Vazquez believes that sweetened drinks contributed to the diabetes that both of her grandparents suffer from and to her younger sister prematurely losing her front baby teeth.

So last fall, when members of the “Less Soda, Better Health” campaign came to Stockton’s San Joaquin Delta College to recruit students for the soda tax campaign, she jumped right in — knocking on doors, giving presentations at schools and churches and speaking at city council meetings. By late spring the campaign had gathered thousands of signatures to put a soda tax on the November ballot.

Now she says she feels “betrayed” by the deal in Sacramento that bans such a measure. “We were getting so much excitement from the community and I really thought it was something that could go through. Then it just stopped.”

The fallout is also being felt in Richmond, where soda taxes figured prominently in a two-step plan to significantly increase revenue for youth programs.

The first step was a measure on the June 5 ballot dubbed “Kids First Richmond,” which called for establishing a Department of Children and Youth in the city and mandated that up to 3 percent of the city budget be spent on youth services beginning in 2021. That measure overwhelmingly passed with 74 percent of the vote.

Organizers were planning to place a soda tax measure on the November ballot that would provide enough revenue for the city to make good on its promise to increase spending on youth programs. The Sacramento deal scuttled that plan and now local officials are scrambling to come up with another revenue stream.

“This was devastating to our efforts — we could no longer go forward with what we’ve been planning for several years,” said John Gioia, a Contra Costa County Supervisor who represents the city of Richmond. “But I understand why [state legislators] agreed to the deal, the [soda industry’s tax measure] would have done far more harm to local governments.”

That being said, Gioia said the industry’s “hardball tactics” have triggered a backlash that could result in a statewide tax on soda. He points to the announcement this month by the California Dental Association and the California Medical Association of their plans to sponsor a statewide ballot initiative that would impose a two-cent tax on every ounce of sugary drink sold in California.

Their goal is to get the statewide measure, which would be the first in the U.S., on the November 2020 ballot.

State Sen. Nancy Skinner, D-Berkeley, one of the few members in the Legislature who voted against last June’s soda tax ban, said the dental and medical association’s declaration is a sign that the soda industry might have overreached.

“Interestingly, Big Soda may regret their manipulations,” Skinner said. “The beverage industry will spend a lot of money to defeat this…(but) you have both the associations and their members behind this, plus other philanthropic donors.

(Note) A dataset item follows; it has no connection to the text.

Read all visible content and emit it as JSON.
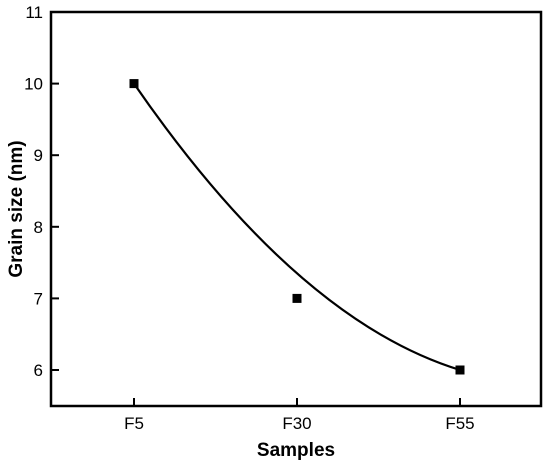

There may be in this case enough support to counter the soda industry’s money.”

Lauren Kane, the senior communications director for the American Beverage Association, said in an email to EdSource that the industry is investing in programs, such as the Balance Calories Initiative by Coca-Cola, Pepsi and Dr Pepper that is aimed at reducing the calories consumed from soda and other sugary beverages.

“We understand that obesity is a serious issue and are committed to working with other parties in California — including public health — to find better ways to help consumers reduce sugar consumption,” Kane wrote.